Parameter Type Description Default Value
number_of_trees integer The number of trees in the forest 30
shingle_size integer A shingle, or a consecutive sequence of the most recent records 8
sample_size integer The sample size used by stream samplers in the forest 256
output_after integer The number of points required by stream samplers before results return 32
time_decay double The decay factor used by stream samplers in the forest 0.0001
anomaly_rate double The anomaly rate 0.005
time_field string (Required) The time filed for RCF to use as time series data N/A
date_format string The date and time format for the time_field field "yyyy-MM-ddHH:mm:ss"
time_zone string The time zone for the time_field field "UTC"

APIs

Limitations

For FIT RCF, you can train the model with historical data and store the trained model in your index. The model will be deserialized and predict new data points when using the Predict API. However, the model in the index will not be refreshed with new data, because the model is fixed in time.

Localization

The Localization algorithm finds subset-level information for aggregate data (for example, aggregated over time) that demonstrates the activity of interest, such as spikes, drops, changes, or anomalies. Localization can be applied in different scenarios, such as data exploration or root cause analysis, to expose the contributors driving the activity of interest in the aggregate data.

Parameters

All parameters are required except filter_query and anomaly_start.

Parameter Type Description Default Value
index_name String The data collection to analyze N/A
attribute_field_names List The fields for entity keys N/A
aggregations List The fields and aggregation for values N/A
time_field_name String The timestamp field null
start_time Long The beginning of the time range 0
end_time Long The end of the time range 0
min_time_interval Long The minimum time interval/scale for analysis 0
num_outputs integer The maximum number of values from localization/slicing 0
filter_query Long (Optional) Reduces the collection of data for analysis Optional.empty()
anomaly_star QueryBuilder (Optional) The time after which the data will be analyzed Optional.empty()
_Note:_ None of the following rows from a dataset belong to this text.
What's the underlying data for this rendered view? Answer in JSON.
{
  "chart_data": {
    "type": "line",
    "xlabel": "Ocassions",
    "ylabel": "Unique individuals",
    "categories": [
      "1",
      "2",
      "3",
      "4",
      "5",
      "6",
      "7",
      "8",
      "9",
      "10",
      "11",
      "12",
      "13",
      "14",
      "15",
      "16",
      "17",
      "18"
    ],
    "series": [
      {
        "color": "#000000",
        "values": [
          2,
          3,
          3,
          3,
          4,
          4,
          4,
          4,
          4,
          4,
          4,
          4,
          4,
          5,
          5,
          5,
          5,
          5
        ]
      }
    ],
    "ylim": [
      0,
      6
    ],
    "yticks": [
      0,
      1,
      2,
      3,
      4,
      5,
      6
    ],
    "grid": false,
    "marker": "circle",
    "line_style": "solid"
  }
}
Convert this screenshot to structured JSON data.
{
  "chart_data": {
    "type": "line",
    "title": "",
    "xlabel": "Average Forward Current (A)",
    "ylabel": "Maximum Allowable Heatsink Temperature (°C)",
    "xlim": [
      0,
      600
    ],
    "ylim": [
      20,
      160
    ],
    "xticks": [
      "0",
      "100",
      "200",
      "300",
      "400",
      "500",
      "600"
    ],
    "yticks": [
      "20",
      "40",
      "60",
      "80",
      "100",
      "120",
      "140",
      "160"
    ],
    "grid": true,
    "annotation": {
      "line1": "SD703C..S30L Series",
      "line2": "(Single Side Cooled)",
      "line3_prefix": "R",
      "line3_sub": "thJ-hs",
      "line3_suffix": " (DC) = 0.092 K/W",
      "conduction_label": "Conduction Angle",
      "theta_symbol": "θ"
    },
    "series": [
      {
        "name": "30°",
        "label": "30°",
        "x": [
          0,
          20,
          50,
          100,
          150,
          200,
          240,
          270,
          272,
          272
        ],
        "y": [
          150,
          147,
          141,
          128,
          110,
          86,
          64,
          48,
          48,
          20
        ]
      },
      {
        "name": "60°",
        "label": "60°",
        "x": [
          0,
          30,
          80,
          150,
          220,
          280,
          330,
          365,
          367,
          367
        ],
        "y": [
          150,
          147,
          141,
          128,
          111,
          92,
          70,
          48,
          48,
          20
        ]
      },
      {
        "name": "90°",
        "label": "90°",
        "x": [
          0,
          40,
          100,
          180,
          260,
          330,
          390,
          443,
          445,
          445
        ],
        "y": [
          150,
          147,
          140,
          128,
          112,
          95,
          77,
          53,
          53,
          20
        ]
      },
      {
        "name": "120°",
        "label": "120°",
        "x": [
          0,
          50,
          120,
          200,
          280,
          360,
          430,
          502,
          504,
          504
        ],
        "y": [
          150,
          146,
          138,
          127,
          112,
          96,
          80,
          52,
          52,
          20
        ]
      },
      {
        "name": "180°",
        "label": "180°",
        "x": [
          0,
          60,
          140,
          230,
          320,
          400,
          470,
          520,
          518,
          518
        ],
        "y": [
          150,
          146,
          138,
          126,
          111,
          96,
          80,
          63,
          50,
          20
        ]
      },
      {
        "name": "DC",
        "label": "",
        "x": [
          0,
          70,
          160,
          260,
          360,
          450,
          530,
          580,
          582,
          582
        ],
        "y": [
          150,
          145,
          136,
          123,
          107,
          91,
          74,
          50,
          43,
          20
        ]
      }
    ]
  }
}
Example: Execute localization

The following example executes Localization against an RCA index.

Request

POST /_plugins/_ml/_execute/anomaly_localization
{
  "index_name": "rca-index",
  "attribute_field_names": [
    "attribute"
  ],
  "aggregations": [
    {
      "sum": {
        "sum": {
          "field": "value"
        }
      }
    }
  ],
  "time_field_name": "timestamp",
  "start_time": 1620630000000,
  "end_time": 1621234800000,
  "min_time_interval": 86400000,
  "num_outputs": 10
}

Response

The API responds with the sum of the contribution and base values per aggregation, every time the algorithm executes in the specified time interval.

{
  "results" : [
    {
      "name" : "sum",
      "result" : {
        "buckets" : [
          {
            "start_time" : 1620630000000,
            "end_time" : 1620716400000,
            "overall_aggregate_value" : 65.0
          },
          {
            "start_time" : 1620716400000,
            "end_time" : 1620802800000,
            "overall_aggregate_value" : 75.0,
            "entities" : [
              {
                "key" : [
                  "attr0"
                ],
                "contribution_value" : 1.0,
                "base_value" : 2.0,
                "new_value" : 3.0
              },
              {
                "key" : [
                  "attr1"
                ],
                "contribution_value" : 1.0,
                "base_value" : 3.0,
                "new_value" : 4.0
              },
              {
                ...
              },
             {
                "key" : [
                  "attr8"
                ],
                "contribution_value" : 6.0,
                "base_value" : 10.0,
                "new_value" : 16.0
              },
              {
                "key" : [
                  "attr9"
                ],
                "contribution_value" : 6.0,
                "base_value" : 11.0,
                "new_value" : 17.0
              }
            ]
          }
        ]
      }
    }
  ]
}

Limitations

The Localization algorithm can only be executed directly. Therefore, it cannot be used with the ML Commons Train and Predict APIs.